A deputada considera igualmente incompreensível que, três anos após a aprovação do Programa de Monitorização Ambiental para as pisciculturas marinhas da Região Autónoma da Madeira, o Executivo continue sem disponibilizar informação pública sobre os resultados da monitorização ambiental das explorações aquícolas.

Conforme adianta Sílvia Silva, na resposta enviada ao Parlamento, o próprio Governo confirma que os operadores económicos entregaram os planos de monitorização ambiental relativos a 2025. No entanto, continua sem remeter e publicar os respetivos relatórios, resultados analíticos, campanhas de amostragem ou pareceres técnicos, impedindo que seja conhecido o estado ambiental das zonas onde esta atividade é exercida. “Esta falta de transparência é particularmente grave, tratando-se de uma atividade desenvolvida em meio marinho e sujeita, por imposição legal, a monitorização ambiental, precisamente para avaliar os seus impactes sobre os ecossistemas”, alerta a parlamentar socialista.

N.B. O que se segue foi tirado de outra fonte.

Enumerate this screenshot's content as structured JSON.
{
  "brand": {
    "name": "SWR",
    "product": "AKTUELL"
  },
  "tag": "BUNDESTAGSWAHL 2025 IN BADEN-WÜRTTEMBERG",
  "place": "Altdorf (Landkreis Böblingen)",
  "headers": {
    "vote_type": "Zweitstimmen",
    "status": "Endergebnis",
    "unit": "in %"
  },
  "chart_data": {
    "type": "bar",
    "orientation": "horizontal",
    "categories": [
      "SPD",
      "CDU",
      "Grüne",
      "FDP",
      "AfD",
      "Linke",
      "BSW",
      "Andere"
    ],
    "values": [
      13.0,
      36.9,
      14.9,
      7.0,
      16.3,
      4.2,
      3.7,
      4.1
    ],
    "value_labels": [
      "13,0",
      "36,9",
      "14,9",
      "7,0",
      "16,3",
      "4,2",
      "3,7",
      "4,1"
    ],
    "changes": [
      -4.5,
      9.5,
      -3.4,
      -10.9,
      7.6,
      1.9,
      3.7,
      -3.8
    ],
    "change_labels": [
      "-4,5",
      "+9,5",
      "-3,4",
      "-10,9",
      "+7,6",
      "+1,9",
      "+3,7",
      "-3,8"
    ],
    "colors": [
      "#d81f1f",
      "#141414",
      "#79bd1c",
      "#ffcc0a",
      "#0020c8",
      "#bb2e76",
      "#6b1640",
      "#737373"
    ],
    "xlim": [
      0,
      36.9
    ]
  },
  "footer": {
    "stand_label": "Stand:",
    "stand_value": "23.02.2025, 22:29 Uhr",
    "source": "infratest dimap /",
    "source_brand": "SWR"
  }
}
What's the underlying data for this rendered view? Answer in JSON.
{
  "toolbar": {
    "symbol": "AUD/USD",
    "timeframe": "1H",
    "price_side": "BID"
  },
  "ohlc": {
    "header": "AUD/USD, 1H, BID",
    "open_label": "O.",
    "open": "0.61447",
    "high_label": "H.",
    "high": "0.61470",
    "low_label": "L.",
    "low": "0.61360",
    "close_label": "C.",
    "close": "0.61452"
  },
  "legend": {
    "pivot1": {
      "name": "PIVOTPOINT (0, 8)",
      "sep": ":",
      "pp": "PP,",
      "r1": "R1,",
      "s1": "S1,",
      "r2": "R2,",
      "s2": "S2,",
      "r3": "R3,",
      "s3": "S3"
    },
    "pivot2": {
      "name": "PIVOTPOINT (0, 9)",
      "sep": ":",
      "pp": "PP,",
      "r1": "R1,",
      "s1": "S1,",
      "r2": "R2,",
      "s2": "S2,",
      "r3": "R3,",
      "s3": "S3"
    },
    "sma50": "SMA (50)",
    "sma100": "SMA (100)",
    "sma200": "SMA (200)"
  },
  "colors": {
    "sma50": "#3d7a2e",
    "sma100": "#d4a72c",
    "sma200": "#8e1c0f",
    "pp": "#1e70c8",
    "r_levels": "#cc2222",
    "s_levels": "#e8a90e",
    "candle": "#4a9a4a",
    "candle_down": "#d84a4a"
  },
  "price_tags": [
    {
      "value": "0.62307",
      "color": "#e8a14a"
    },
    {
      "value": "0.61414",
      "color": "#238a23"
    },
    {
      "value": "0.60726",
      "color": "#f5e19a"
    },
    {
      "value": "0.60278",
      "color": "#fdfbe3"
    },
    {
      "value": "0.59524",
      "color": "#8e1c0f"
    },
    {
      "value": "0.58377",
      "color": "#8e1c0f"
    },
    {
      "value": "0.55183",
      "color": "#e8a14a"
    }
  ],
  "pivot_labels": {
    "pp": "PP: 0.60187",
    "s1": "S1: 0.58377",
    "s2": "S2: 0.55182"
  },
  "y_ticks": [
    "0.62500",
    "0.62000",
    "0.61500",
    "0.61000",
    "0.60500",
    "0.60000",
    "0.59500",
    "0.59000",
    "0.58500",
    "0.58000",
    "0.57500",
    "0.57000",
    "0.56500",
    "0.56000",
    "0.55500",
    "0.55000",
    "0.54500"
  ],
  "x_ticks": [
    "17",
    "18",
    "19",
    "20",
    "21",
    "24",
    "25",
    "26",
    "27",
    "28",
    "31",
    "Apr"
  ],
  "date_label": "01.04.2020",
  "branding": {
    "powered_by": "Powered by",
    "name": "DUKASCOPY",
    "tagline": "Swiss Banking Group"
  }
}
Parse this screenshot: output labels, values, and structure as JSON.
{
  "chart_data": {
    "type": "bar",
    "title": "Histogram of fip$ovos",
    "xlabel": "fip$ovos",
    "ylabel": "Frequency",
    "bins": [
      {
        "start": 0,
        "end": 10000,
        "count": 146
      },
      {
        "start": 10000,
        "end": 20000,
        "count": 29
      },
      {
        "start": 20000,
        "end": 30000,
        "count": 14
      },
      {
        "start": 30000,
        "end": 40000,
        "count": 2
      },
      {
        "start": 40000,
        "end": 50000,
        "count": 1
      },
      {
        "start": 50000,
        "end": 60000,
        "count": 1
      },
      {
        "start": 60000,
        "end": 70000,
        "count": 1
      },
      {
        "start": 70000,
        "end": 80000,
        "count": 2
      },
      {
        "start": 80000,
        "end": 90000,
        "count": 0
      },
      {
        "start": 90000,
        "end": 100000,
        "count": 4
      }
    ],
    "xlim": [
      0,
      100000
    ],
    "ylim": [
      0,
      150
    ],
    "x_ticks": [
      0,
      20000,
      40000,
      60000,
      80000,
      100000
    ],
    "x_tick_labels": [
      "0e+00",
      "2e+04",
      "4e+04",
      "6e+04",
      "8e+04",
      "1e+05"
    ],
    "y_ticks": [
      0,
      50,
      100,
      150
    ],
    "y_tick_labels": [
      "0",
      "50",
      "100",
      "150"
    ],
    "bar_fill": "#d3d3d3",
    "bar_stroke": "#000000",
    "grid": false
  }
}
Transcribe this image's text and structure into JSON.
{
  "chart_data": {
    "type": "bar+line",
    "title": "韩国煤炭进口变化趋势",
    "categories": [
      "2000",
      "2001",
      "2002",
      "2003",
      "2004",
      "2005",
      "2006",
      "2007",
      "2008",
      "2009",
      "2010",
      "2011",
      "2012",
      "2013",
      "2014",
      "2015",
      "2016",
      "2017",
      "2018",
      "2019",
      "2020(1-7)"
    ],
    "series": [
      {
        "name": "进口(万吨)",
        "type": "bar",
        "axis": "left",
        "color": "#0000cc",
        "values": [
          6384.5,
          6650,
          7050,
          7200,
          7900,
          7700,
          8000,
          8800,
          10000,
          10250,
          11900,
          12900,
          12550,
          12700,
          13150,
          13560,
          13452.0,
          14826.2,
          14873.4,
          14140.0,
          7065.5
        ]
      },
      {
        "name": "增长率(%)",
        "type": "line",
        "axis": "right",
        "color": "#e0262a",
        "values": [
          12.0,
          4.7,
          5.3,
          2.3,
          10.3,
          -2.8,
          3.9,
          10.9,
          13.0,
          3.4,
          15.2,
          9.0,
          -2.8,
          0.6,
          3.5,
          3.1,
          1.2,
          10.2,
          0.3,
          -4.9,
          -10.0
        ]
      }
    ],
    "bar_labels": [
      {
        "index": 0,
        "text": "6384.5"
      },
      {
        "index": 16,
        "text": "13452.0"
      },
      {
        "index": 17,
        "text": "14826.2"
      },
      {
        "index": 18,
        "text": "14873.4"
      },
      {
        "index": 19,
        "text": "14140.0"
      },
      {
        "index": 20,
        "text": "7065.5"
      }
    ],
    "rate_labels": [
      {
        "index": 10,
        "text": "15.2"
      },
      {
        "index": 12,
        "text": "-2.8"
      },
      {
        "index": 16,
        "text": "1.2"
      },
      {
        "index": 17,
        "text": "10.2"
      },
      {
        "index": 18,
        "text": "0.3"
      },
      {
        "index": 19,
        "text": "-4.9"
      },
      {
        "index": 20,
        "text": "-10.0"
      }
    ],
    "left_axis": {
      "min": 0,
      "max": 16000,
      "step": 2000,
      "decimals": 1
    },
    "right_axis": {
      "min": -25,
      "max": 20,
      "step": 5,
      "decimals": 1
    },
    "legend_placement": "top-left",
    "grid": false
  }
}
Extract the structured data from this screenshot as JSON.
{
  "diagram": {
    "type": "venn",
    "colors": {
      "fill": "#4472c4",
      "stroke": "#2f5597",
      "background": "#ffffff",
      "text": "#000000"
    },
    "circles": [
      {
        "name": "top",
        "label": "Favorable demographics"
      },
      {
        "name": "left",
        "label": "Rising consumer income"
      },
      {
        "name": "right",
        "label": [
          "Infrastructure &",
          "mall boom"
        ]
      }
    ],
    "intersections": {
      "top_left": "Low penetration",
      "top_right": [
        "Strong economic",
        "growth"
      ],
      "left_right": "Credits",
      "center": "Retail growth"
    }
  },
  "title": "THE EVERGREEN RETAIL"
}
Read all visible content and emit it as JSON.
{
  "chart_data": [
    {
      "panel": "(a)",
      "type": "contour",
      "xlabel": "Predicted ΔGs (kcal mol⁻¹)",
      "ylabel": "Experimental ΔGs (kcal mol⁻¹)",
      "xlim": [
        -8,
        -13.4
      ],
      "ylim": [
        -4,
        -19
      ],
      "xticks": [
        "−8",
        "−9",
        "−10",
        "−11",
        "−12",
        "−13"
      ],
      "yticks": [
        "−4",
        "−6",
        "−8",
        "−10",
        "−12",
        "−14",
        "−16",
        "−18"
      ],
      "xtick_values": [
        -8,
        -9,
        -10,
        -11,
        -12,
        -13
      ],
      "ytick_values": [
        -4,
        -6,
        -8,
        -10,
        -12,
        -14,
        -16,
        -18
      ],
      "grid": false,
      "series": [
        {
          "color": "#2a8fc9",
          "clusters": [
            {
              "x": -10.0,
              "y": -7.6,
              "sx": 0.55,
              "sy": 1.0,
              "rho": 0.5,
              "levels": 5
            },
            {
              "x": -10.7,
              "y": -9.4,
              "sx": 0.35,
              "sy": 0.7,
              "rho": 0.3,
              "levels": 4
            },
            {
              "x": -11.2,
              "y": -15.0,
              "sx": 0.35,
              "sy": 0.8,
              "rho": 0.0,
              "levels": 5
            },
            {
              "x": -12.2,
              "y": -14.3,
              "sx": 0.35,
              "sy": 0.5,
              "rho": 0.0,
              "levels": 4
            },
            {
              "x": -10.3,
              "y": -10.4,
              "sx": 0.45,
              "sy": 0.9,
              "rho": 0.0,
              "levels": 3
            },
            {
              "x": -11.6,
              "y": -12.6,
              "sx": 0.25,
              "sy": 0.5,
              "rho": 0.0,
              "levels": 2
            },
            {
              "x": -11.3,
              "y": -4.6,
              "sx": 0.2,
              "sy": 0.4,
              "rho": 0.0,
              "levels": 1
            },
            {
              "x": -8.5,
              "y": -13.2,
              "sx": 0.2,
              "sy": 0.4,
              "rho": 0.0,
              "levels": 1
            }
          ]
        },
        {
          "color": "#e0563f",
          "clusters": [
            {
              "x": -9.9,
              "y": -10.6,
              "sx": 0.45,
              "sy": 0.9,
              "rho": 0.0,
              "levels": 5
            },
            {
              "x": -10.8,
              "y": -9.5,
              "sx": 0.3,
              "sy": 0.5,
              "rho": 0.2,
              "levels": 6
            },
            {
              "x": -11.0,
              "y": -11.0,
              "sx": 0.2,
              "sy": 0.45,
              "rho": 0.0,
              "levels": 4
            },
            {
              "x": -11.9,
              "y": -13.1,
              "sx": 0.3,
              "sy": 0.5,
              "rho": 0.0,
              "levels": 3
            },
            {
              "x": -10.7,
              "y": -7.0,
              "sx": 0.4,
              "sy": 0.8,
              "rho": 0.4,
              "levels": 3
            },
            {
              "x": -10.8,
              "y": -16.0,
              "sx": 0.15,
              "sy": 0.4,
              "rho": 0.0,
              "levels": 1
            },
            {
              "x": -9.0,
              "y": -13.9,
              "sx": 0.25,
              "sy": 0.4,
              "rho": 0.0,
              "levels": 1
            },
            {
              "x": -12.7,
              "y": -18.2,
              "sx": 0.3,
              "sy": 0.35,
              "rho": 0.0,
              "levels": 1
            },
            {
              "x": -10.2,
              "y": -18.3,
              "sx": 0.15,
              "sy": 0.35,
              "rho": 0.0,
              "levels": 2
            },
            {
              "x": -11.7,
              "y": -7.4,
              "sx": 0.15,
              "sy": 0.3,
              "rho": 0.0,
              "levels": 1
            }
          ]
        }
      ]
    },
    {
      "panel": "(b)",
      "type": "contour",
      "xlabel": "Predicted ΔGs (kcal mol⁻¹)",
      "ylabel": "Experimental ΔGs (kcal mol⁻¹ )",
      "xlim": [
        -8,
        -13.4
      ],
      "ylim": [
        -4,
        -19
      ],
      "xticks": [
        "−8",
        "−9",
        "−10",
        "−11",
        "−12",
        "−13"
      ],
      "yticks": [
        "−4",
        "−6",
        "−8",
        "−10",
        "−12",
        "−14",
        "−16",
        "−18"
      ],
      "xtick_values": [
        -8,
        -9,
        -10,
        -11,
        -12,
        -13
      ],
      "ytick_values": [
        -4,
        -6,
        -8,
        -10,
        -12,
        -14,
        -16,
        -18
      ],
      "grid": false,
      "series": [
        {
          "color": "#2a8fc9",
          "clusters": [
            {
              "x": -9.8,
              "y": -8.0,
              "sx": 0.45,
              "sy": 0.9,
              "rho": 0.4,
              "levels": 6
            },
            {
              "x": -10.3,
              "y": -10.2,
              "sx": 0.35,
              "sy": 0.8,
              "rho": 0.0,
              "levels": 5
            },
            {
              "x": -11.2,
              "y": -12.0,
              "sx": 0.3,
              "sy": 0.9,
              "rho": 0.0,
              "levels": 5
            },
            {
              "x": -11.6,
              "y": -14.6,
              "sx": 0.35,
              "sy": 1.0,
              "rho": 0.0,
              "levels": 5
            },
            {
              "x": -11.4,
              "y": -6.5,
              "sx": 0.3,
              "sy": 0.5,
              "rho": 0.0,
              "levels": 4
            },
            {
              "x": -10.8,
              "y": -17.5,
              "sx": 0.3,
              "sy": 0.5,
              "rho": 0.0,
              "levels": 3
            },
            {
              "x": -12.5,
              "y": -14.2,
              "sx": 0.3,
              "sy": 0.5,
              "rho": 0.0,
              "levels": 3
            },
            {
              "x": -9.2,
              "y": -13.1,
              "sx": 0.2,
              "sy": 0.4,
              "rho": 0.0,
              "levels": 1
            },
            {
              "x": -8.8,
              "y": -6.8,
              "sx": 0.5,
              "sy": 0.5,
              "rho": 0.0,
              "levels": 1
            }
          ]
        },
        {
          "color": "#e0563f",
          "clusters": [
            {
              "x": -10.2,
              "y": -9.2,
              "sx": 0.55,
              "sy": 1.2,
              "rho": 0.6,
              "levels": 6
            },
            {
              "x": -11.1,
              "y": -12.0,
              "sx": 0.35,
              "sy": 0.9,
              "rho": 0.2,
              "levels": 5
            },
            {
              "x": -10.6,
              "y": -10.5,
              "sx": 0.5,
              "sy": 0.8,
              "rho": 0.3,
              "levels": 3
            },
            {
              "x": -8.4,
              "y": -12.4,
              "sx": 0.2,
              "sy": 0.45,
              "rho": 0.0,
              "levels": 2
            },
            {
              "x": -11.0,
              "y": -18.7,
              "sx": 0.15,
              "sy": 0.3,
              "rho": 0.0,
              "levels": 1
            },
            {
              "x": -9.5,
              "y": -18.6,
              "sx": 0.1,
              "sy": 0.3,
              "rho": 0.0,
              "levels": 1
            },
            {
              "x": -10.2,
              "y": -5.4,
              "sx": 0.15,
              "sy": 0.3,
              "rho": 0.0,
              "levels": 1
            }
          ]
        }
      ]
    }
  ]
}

“O Parlamento tem o direito de fiscalizar a atuação do Governo e os madeirenses têm o direito de conhecer os fundamentos das decisões que afetam o património natural da Região. O que verificamos é uma preocupante resistência em disponibilizar informação que deveria ser pública e transparente”, frisa a deputada, lamentando que o Executivo tenha optado por não enviar os documentos solicitados no primeiro requerimento, incluindo correspondência trocada com o concessionário, pareceres técnicos e informação administrativa relacionada com a decisão de não renovação da concessão da aquicultura na Baia d´Abra.

Para o PS, a proteção do mar da Madeira não pode assentar em declarações sem suporte científico nem em processos administrativos pouco transparentes. “A defesa do ambiente exige decisões fundamentadas, fiscalização efetiva e total respeito pelo dever de prestação de contas perante o Parlamento e os cidadãos”, vinca Sílvia Silva, exigindo, através deste novo requerimento, o envio de toda a documentação anteriormente solicitada e a divulgação dos relatórios de monitorização ambiental, das ações de fiscalização realizadas e dos pareceres técnicos que fundamentaram as decisões tomadas.